Genervt ist Adams trotzdem. Das Brexit- England, seine langjährige Wahlheimat, hat er ohne Absicht auf Wiederkehr verlassen. In New-York arbeitet er mit seinem Co-Songwriter Jim Vallance an der Musicalfassung von „Pretty Woman“, die ab September – auf Deutsch – auch in Hamburg gezeigt werden soll. Ein Liebesmärchen, das 1990 als Film mit Julia Roberts und Richard Gere zum Welterfolg wurde.

Auch als Fotograf erfolgreich – neuer Adams-Fotoband „Homeless“

Und damit man ihn jetzt nicht vielleicht der Gegenwartsblindheit schilt – es gibt auch ein Bildband-Projekt des in der Zweitberufung als Fotograf ebenfalls erfolgreichen Adams. Ende März erscheint „Homeless“. Darin zeigt Adams die Menschen, die ohne Obdach in den Straßen Londons leben. Genau die also, denen sein Kollege Ralph McTell 1969 den Song „Streets of London“ widmete. Eine Coverversion auf „Shine A Light“ – das wär’s gewesen.

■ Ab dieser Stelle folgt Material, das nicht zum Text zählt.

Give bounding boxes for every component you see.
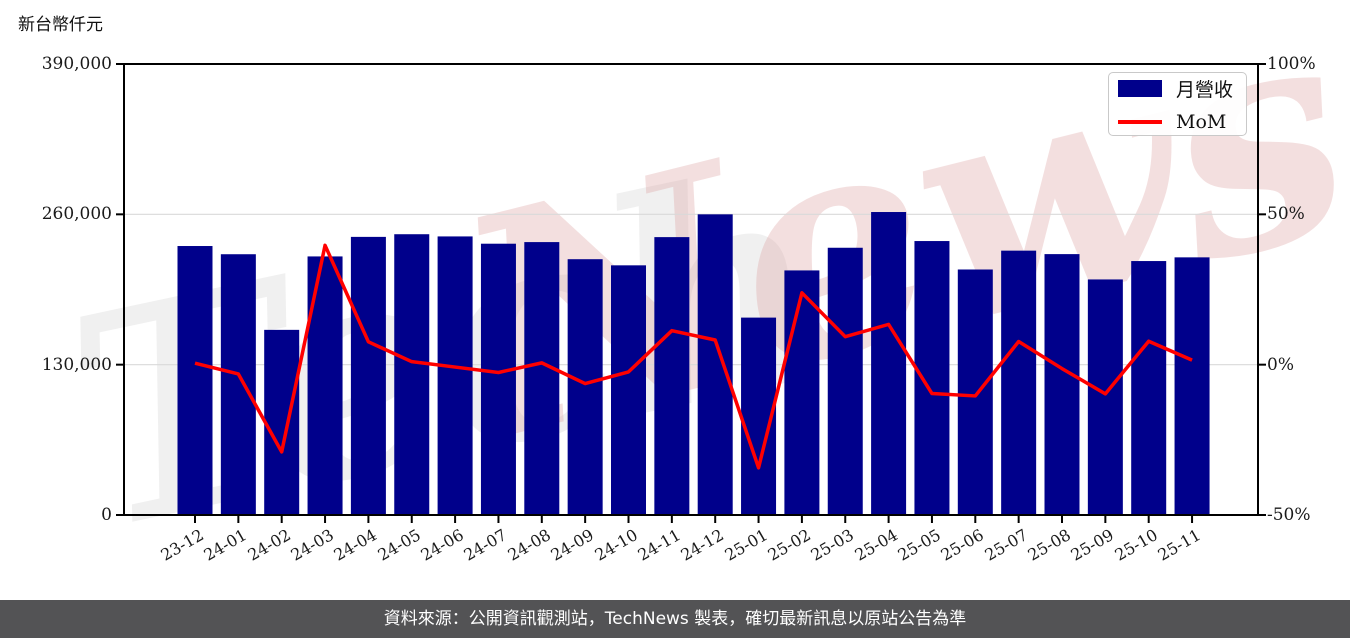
bar-25-04	[871, 212, 907, 515]
bar-24-08	[524, 242, 560, 516]
legend-item-revenue: 月營收	[1118, 75, 1246, 102]
bar-24-12	[697, 214, 733, 516]
bar-25-05	[914, 241, 950, 515]
y-axis-unit-label: 新台幣仟元	[18, 15, 103, 35]
legend-label-revenue: 月營收	[1176, 79, 1234, 101]
plot-svg: TechNews	[45, 0, 1350, 596]
line-swatch-icon	[1118, 120, 1162, 124]
bar-24-01	[220, 254, 256, 515]
y-tick-label-left: 0	[101, 505, 112, 525]
y-tick-label-left: 130,000	[41, 354, 112, 375]
bar-swatch-icon	[1118, 80, 1162, 97]
bar-24-06	[437, 236, 473, 515]
bar-24-04	[350, 236, 386, 515]
legend-item-mom: MoM	[1118, 111, 1246, 133]
mom-line	[194, 243, 1193, 470]
bar-25-11	[1174, 257, 1210, 515]
bar-25-10	[1131, 261, 1167, 515]
bar-25-09	[1087, 279, 1123, 515]
y-tick-label-right: 0%	[1267, 354, 1294, 375]
y-tick-label-left: 390,000	[41, 54, 112, 74]
bar-24-09	[567, 259, 603, 515]
bar-24-10	[611, 265, 646, 515]
bar-25-03	[827, 247, 863, 515]
y-tick-label-right: 100%	[1267, 54, 1316, 74]
bar-25-06	[957, 269, 993, 515]
bar-23-12	[177, 246, 213, 515]
bar-25-07	[1001, 250, 1037, 515]
footer-source-note: 資料來源：公開資訊觀測站，TechNews 製表，確切最新訊息以原站公告為準	[0, 600, 1350, 638]
y-tick-label-right: 50%	[1267, 204, 1305, 225]
bar-24-07	[480, 243, 516, 515]
bar-24-02	[264, 329, 300, 515]
legend-label-mom: MoM	[1176, 111, 1227, 133]
y-tick-label-right: -50%	[1267, 505, 1311, 525]
bar-25-08	[1044, 254, 1080, 516]
bar-24-11	[654, 237, 690, 515]
y-tick-label-left: 260,000	[41, 204, 112, 225]
bar-24-05	[394, 234, 430, 516]
bar-25-02	[784, 270, 820, 515]
legend: 月營收 MoM	[1108, 72, 1247, 136]
plot-spines	[123, 63, 1259, 516]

Neues Album: Bryan Adams: „Shine A Light“ (Universal)

Bildband: Bryan Adams: „Homeless“ (Steidl, 224 Seiten)

Bryan Adams live:11. Juni, München – Olympiahalle; 12. Juni, Stuttgart – Hanns-Martin-Schleyer-Halle; 17. Juni, Frankfurt – Festhalle; 18. Juni, Oberhausen – Lönig-Pilsener-Arena; 20. Juni, Berlin – Mercedes-Benz-Arena.